Africa for the Africans is the message of this book and one can only sympathise with Moyo’s complaint that the debate about the continent has been “usurped by pop stars and Western politicians”. This is fair enough, but China appears to Moyo as Africa’s new best friend. There are indeed aspects of Chinese development policy, such as infrastructure provision, that contrast well with traditional Western aid. But she ignores the contrary evidence from her very own country: the Chinese-owned Chambishi mine’s safety standards were so low that 51 miners died in a 2005 explosion. Workers subsequently protested over conditions and compensation, the police opened fire and several people were killed.

There is a strong body of academic work showing that Chinese relations with Africa are different from, but no less exploitative, than the Western approach. No word of this emerges from Moyo’s book. The Chinese, she argues, are interested only in business and avoid condescension and ideology. This is naïve in the extreme.
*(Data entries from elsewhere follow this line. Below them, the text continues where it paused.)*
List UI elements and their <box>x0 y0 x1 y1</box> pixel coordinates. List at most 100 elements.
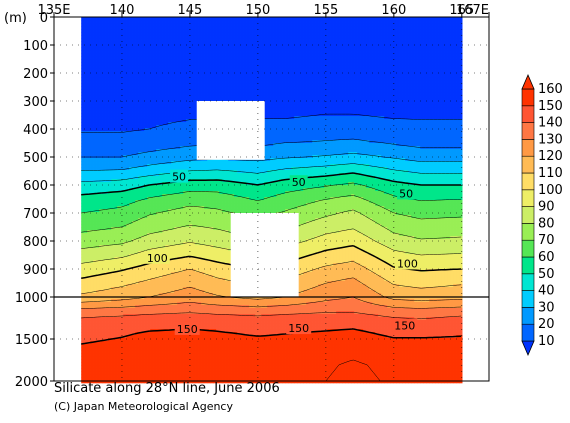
field-cell <box>192 104 196 108</box>
field-cell <box>318 59 322 63</box>
field-cell <box>129 20 133 24</box>
field-cell <box>333 89 337 93</box>
field-cell <box>396 68 400 72</box>
field-cell <box>150 83 154 87</box>
field-cell <box>354 74 358 78</box>
field-cell <box>81 125 85 129</box>
field-cell <box>258 26 262 30</box>
field-cell <box>147 83 151 87</box>
field-cell <box>123 128 127 132</box>
field-cell <box>447 68 451 72</box>
field-cell <box>99 92 103 96</box>
field-cell <box>84 62 88 66</box>
field-cell <box>435 44 439 48</box>
field-cell <box>111 32 115 36</box>
field-cell <box>168 65 172 69</box>
field-cell <box>264 50 268 54</box>
field-cell <box>183 56 187 60</box>
field-cell <box>405 110 409 114</box>
field-cell <box>111 134 115 138</box>
field-cell <box>378 89 382 93</box>
field-cell <box>321 89 325 93</box>
field-cell <box>402 104 406 108</box>
field-cell <box>168 113 172 117</box>
field-cell <box>225 47 229 51</box>
field-cell <box>156 68 160 72</box>
field-cell <box>168 71 172 75</box>
field-cell <box>105 53 109 57</box>
field-cell <box>240 95 244 99</box>
field-cell <box>213 44 217 48</box>
field-cell <box>300 107 304 111</box>
field-cell <box>198 62 202 66</box>
field-cell <box>285 65 289 69</box>
field-cell <box>264 131 268 135</box>
field-cell <box>396 32 400 36</box>
field-cell <box>189 119 193 123</box>
field-cell <box>81 80 85 84</box>
field-cell <box>237 38 241 42</box>
field-cell <box>426 83 430 87</box>
field-cell <box>246 32 250 36</box>
field-cell <box>249 68 253 72</box>
field-cell <box>165 107 169 111</box>
field-cell <box>159 119 163 123</box>
field-cell <box>240 44 244 48</box>
field-cell <box>309 131 313 135</box>
field-cell <box>402 110 406 114</box>
field-cell <box>441 128 445 132</box>
field-cell <box>192 38 196 42</box>
field-cell <box>102 23 106 27</box>
field-cell <box>204 35 208 39</box>
field-cell <box>165 41 169 45</box>
field-cell <box>105 101 109 105</box>
field-cell <box>189 65 193 69</box>
field-cell <box>174 68 178 72</box>
field-cell <box>132 47 136 51</box>
field-cell <box>309 107 313 111</box>
field-cell <box>330 50 334 54</box>
field-cell <box>198 35 202 39</box>
field-cell <box>435 83 439 87</box>
field-cell <box>117 86 121 90</box>
field-cell <box>438 62 442 66</box>
field-cell <box>93 104 97 108</box>
field-cell <box>141 125 145 129</box>
field-cell <box>402 95 406 99</box>
field-cell <box>411 113 415 117</box>
field-cell <box>204 32 208 36</box>
field-cell <box>312 86 316 90</box>
field-cell <box>264 95 268 99</box>
field-cell <box>177 38 181 42</box>
field-cell <box>309 65 313 69</box>
field-cell <box>354 95 358 99</box>
field-cell <box>81 47 85 51</box>
field-cell <box>393 23 397 27</box>
field-cell <box>420 92 424 96</box>
field-cell <box>204 29 208 33</box>
field-cell <box>285 122 289 126</box>
field-cell <box>165 122 169 126</box>
field-cell <box>159 59 163 63</box>
field-cell <box>270 83 274 87</box>
field-cell <box>348 98 352 102</box>
field-cell <box>261 35 265 39</box>
field-cell <box>228 80 232 84</box>
field-cell <box>294 122 298 126</box>
field-cell <box>414 32 418 36</box>
field-cell <box>456 23 460 27</box>
field-cell <box>384 47 388 51</box>
field-cell <box>291 41 295 45</box>
field-cell <box>423 32 427 36</box>
field-cell <box>150 110 154 114</box>
field-cell <box>255 83 259 87</box>
field-cell <box>186 104 190 108</box>
field-cell <box>159 71 163 75</box>
field-cell <box>147 119 151 123</box>
field-cell <box>261 53 265 57</box>
field-cell <box>354 122 358 126</box>
field-cell <box>399 56 403 60</box>
field-cell <box>264 41 268 45</box>
field-cell <box>447 65 451 69</box>
field-cell <box>450 59 454 63</box>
China’s main partners are Angola, Sudan and Equatorial Guinea, three of the most repressive states in Africa.

Moyo also slates attempts by donor institutions to tie aid to democracy and good governance. Democracy, she argues, is harmful to development and can wait until the economy has blossomed, preferably under a benevolent dictator. Her grasp of recent African history must be thin to consider this seriously.

Having correctly identified Africa’s problems in its relations with the outside world, it is surprising that Moyo lays such stress on seeking solutions in more of the same. She barely confronts Africa’s own glaring deficiencies as a barrier to growth and prosperity, but needs to look no further than Robert Mugabe’s recent birthday celebrations for the evidence.

For all its faults this is a challenging, well-written book that provokes questions and invites debate. And Moyo is highly skilled in engaging the reader in what might appear to be a dry topic, inventing an African country to illustrate the problems of aid dependency and her ways around them. She calls it Dongo.

• Dambisa Moyo, Dead aid: why aid is not working and how there is another way for Africa is published by Allen Lane.